Domènec Torrent e Guardiola, no Barcelona, em 2011 — Foto: Miguel Ruiz/FC Barcelona

A experiência, porém, não foi bem-sucedida. O Palamós sofreu com problemas financeiras e passou a dever salários a seus jogadores. Terminou em 20º lugar e foi rebaixado.

- Foi uma temporada muito complicada, atípica. Não estivemos à altura. Mas foi uma experiência. Dome aprendeu bastante. Não foi um ano para se lembrar, e sim para melhorar - completou Aguilar.

O convite de Guardiola

Torrent aprendeu. Em 2005, assumiu o Girona e foi campeão da quarta divisão espanhola. Em 2007, chegou ao Barcelona para ser observador.

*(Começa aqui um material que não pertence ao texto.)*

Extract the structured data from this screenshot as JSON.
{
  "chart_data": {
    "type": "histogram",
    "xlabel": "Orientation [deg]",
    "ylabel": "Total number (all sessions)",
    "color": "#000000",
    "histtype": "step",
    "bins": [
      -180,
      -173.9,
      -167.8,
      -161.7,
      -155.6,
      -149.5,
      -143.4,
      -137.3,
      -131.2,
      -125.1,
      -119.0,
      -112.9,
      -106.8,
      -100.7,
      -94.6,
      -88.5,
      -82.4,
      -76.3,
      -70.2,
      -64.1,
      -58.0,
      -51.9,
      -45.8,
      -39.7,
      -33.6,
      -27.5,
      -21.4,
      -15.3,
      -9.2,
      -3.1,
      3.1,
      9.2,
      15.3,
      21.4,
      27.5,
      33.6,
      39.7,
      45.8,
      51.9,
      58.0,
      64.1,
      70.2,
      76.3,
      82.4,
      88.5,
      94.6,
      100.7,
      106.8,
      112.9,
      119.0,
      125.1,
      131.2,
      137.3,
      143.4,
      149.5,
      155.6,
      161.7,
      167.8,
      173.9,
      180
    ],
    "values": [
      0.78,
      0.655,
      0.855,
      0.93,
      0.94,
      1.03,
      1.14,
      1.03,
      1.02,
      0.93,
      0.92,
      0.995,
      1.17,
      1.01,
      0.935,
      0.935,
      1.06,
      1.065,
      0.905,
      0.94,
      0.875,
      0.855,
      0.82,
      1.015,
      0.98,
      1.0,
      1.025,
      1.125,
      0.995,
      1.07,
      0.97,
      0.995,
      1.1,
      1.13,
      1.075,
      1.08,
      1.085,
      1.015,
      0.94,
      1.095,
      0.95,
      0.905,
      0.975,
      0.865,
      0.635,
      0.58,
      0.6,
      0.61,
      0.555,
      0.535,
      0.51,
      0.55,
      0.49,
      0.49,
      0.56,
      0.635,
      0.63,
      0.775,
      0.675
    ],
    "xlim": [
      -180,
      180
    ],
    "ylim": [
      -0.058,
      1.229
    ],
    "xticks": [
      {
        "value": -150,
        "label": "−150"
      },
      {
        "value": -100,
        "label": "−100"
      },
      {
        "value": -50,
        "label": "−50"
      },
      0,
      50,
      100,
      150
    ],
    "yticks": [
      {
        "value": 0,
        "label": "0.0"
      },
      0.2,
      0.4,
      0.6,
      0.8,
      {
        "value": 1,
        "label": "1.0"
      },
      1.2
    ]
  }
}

Meses depois, encontrou-se com Pep Guardiola, que o convidou para trabalhar com ele no Barça B, então na quarta divisão.

- “Olá, sou Pep Guardiola”, ele me disse. “Pensei que você, por conhecer a competição, – eu havia vencido o campeonato no ano anterior à frente do Girona – poderia nos ajudar”. Desde então, passei a desempenhar duas tarefas. De segunda a sexta, ficava com o Pep para analisar o próximo adversário, seus jogadores, e qualquer outra coisa que ele pedia. E ainda na sexta-feira, depois de uma preleção e da sessão de vídeo, pegava a minha mala e saía pela Espanha para seguir diferentes jogadores – contou Torrent.

Junto com Pep, Dome, como analista, ganhou a quarta divisão. Na temporada seguinte, a dupla foi promovida ao time principal do Barcelona. A partir daí, o resto é história. E o novo capítulo da história de Dome será no Brasil, com o Flamengo.